La cinquième série de l’Oxford apparaît en octobre 1959 à partir d'un dessin du carrossier italien. Ce modèle inspirera les lignes de la Peugeot 404 lancée en 1960, conçue par la même équipe de styliste. L’Oxford Série V qui reprend le moteur de 1 489 cm3 des précédentes générations renoue avec le succès, puisqu’elle s’écoule à 87 432 exemplaires de 1959 à 1961. La version break dénommée Traveller est lancée en octobre 1960, en remplacement de la Série IV.

La Morris Oxford renouvelée en 1959 partage sa carrosserie avec les Austin, Riley, MG et Wolseley. Dessinée par l’italien Pininfarina, elle est dans la mouvance des Fiat 1800 et Lancia Flaminia, anticipant le style de la Peugeot 404 de 1960.

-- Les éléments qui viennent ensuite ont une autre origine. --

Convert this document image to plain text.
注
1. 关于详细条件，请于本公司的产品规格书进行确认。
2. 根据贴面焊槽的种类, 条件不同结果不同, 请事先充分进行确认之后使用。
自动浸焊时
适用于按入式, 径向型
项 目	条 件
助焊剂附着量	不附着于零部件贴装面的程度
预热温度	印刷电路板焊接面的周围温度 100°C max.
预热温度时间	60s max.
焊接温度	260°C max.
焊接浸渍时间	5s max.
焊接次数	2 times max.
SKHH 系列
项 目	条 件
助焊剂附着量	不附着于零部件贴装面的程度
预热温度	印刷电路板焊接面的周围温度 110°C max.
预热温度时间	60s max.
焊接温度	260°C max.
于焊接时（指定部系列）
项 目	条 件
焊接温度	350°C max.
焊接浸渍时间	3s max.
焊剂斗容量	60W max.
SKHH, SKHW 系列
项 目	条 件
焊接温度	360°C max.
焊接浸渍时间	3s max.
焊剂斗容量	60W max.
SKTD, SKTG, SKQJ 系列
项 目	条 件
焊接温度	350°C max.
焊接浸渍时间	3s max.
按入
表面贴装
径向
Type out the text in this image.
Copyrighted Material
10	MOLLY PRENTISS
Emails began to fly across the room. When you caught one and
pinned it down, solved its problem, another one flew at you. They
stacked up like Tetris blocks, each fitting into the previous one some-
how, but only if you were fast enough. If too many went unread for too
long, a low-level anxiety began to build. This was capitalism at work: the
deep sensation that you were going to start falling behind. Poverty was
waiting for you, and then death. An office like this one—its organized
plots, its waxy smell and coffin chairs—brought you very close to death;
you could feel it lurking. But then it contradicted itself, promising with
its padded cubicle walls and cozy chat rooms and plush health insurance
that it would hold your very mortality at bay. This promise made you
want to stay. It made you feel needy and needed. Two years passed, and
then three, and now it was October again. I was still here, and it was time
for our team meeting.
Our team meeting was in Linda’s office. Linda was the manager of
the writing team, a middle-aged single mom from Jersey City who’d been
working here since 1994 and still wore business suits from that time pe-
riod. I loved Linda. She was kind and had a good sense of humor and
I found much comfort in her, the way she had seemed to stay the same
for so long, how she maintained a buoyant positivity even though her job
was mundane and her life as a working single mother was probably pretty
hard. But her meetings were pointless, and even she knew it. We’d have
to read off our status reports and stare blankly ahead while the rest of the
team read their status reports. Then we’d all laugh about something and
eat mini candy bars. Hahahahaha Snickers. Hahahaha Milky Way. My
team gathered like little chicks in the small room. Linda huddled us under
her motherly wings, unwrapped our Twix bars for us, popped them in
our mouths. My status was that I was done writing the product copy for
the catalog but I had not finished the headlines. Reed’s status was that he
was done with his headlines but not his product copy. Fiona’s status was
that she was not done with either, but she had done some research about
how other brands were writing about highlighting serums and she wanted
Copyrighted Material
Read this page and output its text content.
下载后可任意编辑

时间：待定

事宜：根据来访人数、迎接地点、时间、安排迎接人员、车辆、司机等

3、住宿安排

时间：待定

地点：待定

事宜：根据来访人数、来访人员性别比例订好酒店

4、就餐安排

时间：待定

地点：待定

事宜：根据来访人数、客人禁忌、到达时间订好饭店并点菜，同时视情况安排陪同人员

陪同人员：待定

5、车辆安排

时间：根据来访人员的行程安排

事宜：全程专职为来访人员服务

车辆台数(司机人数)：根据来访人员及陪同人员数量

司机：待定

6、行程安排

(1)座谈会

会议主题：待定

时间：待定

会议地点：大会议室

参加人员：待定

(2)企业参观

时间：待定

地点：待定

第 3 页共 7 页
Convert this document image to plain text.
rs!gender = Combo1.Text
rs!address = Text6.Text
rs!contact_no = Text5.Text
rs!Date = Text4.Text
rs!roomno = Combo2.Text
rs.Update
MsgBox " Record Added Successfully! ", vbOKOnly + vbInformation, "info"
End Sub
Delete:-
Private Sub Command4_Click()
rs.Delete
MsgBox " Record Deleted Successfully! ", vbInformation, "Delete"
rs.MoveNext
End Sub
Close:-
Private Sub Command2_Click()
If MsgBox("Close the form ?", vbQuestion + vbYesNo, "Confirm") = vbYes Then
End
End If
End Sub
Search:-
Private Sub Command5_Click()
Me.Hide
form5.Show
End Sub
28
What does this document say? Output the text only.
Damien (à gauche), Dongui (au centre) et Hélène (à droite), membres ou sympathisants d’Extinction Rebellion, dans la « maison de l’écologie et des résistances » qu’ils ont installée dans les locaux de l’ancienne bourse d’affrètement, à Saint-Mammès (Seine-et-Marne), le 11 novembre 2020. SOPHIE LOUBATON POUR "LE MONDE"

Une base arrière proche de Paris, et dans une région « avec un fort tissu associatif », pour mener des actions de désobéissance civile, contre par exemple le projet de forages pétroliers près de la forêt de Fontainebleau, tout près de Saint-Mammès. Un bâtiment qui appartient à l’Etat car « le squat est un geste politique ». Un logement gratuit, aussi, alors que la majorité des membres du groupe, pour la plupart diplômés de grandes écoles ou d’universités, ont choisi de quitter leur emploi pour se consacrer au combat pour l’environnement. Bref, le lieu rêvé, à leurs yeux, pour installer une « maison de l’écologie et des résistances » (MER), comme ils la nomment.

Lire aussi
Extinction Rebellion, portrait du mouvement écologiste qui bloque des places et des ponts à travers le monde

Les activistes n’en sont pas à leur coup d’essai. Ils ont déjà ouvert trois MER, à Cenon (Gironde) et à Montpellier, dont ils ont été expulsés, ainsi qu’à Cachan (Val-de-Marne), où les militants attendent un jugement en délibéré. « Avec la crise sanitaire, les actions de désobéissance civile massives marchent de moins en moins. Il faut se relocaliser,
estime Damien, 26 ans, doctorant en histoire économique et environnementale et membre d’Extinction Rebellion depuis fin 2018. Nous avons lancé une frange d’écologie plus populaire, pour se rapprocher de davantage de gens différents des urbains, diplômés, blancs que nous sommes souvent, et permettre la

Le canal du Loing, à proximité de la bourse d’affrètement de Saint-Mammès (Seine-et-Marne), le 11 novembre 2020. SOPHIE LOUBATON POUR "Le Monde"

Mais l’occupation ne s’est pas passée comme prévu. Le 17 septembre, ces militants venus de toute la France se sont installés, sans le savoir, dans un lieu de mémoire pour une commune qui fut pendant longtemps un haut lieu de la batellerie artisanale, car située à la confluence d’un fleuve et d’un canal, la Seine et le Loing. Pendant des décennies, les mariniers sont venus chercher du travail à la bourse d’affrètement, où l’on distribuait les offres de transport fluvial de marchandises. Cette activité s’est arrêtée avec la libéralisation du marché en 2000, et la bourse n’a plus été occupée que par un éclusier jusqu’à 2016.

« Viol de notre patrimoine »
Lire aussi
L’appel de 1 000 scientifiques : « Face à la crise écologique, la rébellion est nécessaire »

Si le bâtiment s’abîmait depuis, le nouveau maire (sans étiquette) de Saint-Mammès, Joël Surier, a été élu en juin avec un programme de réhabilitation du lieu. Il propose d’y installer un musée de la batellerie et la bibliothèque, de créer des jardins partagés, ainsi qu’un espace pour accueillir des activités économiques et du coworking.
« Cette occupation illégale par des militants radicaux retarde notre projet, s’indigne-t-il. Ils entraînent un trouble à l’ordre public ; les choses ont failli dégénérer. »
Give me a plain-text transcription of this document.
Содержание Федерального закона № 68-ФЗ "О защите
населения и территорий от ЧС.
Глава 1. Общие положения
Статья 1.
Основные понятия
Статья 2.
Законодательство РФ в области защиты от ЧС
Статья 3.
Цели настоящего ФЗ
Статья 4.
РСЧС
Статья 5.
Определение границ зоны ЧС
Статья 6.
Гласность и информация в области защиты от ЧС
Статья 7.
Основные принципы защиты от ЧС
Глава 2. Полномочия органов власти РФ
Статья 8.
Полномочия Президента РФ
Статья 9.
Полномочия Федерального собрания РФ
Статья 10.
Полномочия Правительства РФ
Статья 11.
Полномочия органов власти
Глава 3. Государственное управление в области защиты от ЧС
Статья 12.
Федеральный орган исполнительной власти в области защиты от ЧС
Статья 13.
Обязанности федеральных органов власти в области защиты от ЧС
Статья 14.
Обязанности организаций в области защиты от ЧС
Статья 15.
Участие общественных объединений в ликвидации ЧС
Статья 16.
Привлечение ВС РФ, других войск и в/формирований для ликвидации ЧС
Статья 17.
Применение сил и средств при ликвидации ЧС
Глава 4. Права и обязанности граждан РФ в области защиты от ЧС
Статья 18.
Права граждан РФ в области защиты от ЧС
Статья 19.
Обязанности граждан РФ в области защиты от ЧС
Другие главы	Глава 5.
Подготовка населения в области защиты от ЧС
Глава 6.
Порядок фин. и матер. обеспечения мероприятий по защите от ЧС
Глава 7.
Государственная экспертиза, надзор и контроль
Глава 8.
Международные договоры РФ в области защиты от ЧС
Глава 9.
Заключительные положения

La Série VI remplace la Série V en octobre 1961. Elle reprend la même carrosserie, mais avec un empattement augmenté de 2 cm, et des porte-à-faux avant et arrière réduits de quelques centimètres. La nouvelle Oxford mesure ainsi 4,40 mètres au lieu de 4,46 mètres. En outre, les voies avant et arrière sont élargies de quelques centimètres. Les ailes arrière sont redessinées avec des ailerons plus discrets, et surtout le moteur passe de 1 489 cm3 à 1 622 cm3. Il développe 61 ch. Ce modèle connaît un certain succès puisqu’il s’en vend 208 823 exemplaires. Pourtant, le groupe BMC, devenu BLMC en 1968, met un terme à sa carrière en 1971, pensant que la nouvelle Morris Marina est parfaitement à lui succéder. 


1948 : Morris Six


Le troisième nouveau modèle de la marque Morris dévoilé au Salon de Londres d’octobre 1948 est la Six à moteur six cylindres de 2 215 cm3. Elle reprend la carrosserie de l’Oxford quatre cylindres, mais son capot est plus long pour pouvoir y loger le moteur plus gros, la longueur du modèle atteignant 4,50 mètres, contre 4,20 mètres pour l’Oxford. La partie avant est complètement différente, puisque la Six arbore une calandre verticale, caractéristique des modèles de haut de gamme. Sa vitesse maximale est de 135 km/h. La berline Six donne naissance à une variante plus luxueuse chez Wolseley appelée 6/80 et lancée également en octobre 1948. Cette variante Wolseley connaîtra plus de succès que la Morris, avec 25 281 exemplaires produits au total contre 12 400 unités pour la Morris. Il est évident que la clientèle préfère en général un gros moteur dans une voiture luxueuse et bien équipée. Simca connaîtra le même problème avec sa Trianon, bien moins vendue que ses Versailles et Régence plus luxueuses et mieux équipées. La Morris Six est supprimée en 1953 sans descendance pendant une année.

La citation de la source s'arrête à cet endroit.